For a decade under the rule of President Vladimir V. Putin, Russia’s economy surged on the back of rising oil prices. But a different picture awaits in the years ahead, the O.E.C.D. report concluded.

Russia, the report said, can no longer rely on any of the major drivers of economic growth that had pushed the country forward since the late 1990s. Gains from rising commodity prices, utilization of legacy Soviet infrastructure and improvements from the introduction of capitalist management techniques, among other drivers, have all run their course.

The economy is already withering. Growth in 2013 slowed to 1.3 percent, the lowest in a decade other than during the global recession in 2009.

At the same time, Russia is facing a long-simmering demographic crisis as its work force is expected to contract sharply in the coming decade. The issue is tied to the “tiny generation,” the Russians born during the post-Soviet depression of the 1990s who are now coming of age.

“The Russian economy is at a crossroads,” the O.E.C.D. secretary-general, Angel Gurría, said in a statement about the study, the first issued by the group since the slowdown began here.

“It has tremendous potential but is still heavily reliant on volatile revenues from natural resources,” he said. “It would do well to invest more in infrastructure, human capital and innovation, so that larger segments of society can partake in Russia’s transformation.”

With the work force shrinking and oil revenue flat, Russia’s main hope for growth lies in improving the average productivity of workers, the O.E.C.D. suggested in its report.

The group offered several recommendations, including removing infrastructure bottlenecks and increasing competition. The average speed of a car during rush hour in Moscow, for example, is only 10 kilometers per hour, or six miles per hour, the report notes. That means cars are only marginally more efficient than walking as a means of transportation.
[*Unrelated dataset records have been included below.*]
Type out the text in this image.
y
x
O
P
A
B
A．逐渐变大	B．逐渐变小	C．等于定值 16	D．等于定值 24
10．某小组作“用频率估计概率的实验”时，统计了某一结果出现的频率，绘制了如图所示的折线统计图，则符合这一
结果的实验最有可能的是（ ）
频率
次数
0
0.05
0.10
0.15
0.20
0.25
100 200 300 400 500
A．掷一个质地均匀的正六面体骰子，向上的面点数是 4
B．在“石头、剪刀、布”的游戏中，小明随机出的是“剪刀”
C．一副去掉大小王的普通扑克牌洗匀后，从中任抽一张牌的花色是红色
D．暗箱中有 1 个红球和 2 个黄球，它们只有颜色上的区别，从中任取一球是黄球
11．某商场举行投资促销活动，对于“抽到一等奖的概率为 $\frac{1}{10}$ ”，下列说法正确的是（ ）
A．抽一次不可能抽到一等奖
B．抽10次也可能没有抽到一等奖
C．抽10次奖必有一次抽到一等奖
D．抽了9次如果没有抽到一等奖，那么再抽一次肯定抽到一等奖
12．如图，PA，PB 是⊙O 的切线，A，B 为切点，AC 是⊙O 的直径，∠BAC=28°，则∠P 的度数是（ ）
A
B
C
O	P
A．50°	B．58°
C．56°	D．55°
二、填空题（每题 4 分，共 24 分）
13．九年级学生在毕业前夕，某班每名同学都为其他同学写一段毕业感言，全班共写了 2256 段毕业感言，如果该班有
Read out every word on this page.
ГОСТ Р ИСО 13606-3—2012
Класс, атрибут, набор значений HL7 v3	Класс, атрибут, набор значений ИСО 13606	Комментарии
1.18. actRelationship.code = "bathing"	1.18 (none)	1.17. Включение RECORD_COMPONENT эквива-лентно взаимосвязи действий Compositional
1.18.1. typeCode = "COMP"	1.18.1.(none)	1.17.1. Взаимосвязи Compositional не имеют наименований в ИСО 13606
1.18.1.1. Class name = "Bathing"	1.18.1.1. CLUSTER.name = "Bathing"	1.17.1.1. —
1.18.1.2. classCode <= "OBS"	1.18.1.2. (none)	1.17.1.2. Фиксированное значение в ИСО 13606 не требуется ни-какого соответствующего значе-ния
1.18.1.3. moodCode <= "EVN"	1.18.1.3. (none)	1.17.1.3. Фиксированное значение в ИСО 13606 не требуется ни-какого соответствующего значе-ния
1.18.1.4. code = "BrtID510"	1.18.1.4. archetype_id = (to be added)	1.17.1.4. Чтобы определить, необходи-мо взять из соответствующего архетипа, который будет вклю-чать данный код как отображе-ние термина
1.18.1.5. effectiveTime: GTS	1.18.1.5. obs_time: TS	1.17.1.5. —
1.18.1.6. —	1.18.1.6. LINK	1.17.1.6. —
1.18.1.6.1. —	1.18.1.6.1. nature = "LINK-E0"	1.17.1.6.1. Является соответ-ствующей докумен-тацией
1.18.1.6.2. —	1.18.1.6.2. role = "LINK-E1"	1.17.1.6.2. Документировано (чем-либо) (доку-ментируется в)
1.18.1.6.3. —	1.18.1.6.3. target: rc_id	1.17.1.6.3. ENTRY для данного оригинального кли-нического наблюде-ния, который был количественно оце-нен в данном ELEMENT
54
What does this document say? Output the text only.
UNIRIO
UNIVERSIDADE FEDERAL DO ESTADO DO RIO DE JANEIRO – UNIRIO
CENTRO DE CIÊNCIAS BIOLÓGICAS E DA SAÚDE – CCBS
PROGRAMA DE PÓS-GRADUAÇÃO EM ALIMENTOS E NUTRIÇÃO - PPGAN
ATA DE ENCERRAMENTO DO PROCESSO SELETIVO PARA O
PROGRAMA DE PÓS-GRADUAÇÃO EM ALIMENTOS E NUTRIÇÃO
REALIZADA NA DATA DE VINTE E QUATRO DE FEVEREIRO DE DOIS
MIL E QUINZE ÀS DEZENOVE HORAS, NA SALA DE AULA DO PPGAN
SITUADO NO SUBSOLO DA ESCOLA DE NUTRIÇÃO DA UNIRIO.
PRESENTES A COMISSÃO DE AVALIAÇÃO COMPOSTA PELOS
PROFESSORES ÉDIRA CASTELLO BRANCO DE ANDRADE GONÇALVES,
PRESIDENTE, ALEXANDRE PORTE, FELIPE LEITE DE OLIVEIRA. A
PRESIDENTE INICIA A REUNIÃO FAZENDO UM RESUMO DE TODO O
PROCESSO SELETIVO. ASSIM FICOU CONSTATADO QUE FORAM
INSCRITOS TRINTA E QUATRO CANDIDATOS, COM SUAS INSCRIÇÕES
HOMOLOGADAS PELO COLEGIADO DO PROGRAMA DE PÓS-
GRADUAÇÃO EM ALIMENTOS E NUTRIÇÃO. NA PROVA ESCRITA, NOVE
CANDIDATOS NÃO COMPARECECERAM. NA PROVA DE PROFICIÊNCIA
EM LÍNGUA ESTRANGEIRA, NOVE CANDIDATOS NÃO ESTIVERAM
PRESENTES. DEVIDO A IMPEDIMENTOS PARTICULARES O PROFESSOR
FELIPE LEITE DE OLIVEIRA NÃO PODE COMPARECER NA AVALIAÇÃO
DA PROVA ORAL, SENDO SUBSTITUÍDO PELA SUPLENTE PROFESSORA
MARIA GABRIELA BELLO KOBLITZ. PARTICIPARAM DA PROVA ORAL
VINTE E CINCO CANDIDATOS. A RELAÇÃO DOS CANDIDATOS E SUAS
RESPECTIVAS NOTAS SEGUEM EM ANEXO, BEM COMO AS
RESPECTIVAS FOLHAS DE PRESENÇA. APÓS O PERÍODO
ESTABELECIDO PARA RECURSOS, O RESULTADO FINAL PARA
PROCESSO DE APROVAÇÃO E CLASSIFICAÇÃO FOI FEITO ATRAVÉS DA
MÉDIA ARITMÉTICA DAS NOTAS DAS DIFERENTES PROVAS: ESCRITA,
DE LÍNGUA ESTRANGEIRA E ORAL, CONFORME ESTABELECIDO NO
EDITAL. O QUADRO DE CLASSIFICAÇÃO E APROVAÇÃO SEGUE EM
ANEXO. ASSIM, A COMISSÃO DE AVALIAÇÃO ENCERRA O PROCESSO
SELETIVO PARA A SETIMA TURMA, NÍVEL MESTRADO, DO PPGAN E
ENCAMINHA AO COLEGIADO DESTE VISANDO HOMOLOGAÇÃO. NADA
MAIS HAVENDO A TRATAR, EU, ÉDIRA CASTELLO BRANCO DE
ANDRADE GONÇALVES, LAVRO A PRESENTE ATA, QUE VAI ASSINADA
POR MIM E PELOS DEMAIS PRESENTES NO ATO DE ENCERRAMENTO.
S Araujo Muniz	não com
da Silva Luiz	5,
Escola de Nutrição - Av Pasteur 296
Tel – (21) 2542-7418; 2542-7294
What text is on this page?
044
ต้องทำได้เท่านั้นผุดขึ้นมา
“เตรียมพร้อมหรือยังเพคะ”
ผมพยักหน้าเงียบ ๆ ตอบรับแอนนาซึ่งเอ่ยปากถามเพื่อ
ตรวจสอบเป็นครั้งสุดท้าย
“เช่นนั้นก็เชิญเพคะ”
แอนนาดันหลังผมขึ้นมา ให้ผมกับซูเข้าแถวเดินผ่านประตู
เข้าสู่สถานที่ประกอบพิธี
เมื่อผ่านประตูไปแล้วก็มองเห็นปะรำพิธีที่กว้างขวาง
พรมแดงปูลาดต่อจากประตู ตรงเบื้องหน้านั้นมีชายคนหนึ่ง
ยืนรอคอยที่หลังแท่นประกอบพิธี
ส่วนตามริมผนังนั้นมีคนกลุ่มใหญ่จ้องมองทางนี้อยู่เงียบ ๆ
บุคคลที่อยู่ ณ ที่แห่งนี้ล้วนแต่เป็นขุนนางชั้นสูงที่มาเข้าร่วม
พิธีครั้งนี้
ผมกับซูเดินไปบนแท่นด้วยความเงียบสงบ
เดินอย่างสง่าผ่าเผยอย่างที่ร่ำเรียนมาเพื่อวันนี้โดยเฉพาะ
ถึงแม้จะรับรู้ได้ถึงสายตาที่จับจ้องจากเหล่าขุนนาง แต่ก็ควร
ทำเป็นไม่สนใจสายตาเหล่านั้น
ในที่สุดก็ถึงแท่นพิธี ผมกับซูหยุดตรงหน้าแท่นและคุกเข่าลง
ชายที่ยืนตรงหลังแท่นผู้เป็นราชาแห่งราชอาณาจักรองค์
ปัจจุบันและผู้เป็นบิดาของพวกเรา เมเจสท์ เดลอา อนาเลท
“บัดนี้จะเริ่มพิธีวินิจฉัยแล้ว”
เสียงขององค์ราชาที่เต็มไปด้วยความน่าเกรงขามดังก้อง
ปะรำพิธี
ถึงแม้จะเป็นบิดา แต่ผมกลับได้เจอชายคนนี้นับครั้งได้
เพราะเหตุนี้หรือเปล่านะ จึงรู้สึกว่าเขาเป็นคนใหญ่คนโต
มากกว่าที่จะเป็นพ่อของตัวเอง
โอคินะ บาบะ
The Russian government has also lavished long breaks and holidays on workers. The winter holiday that Russians are returning from now, for example, provides six days off in the first two weeks of the year — five days off to celebrate the new year and one for Orthodox Christmas. And once at work, Russians are relatively unproductive compared to other emerging market workers; wages in the country rose faster than labor productivity for a decade.

The O.E.C.D. also highlighted the inefficiencies of employers, who don’t necessarily cull their work force in line with economic changes. The Russian national railway company, Russian Railways, employs a million people and is the largest employer in the country. But analysts have long wondered what all these people do.

Suspicion that they do very little was reinforced in December when the company, citing a government cap on freight tariffs, put a third of its work force, or about 300,000 people, on part-time schedules. Far from slowing down, it was as if the company gained a new head of steam: freight loadings that month went up by nearly 2 percent, to 103 million tons.

The O.E.C.D.’s concerns come at a time when Russia’s prospects are faltering.

The Russian ministry of economy’s trend growth forecast is 2.5 percent, lower than the global average. Just two years ago, the O.E.C.D. had forecast Russia’s long-term growth at slightly above the global average, at 4 percent.

This shift means that living standards for Russians, which had been converging with developed nations, will now be moving in the opposite direction.

“We are for the first time on the waning side, when the world will grow at a faster rate,” the minister of economy, Aleksei Ulyukayev, said on Wednesday in remarks at an economic forum in Moscow.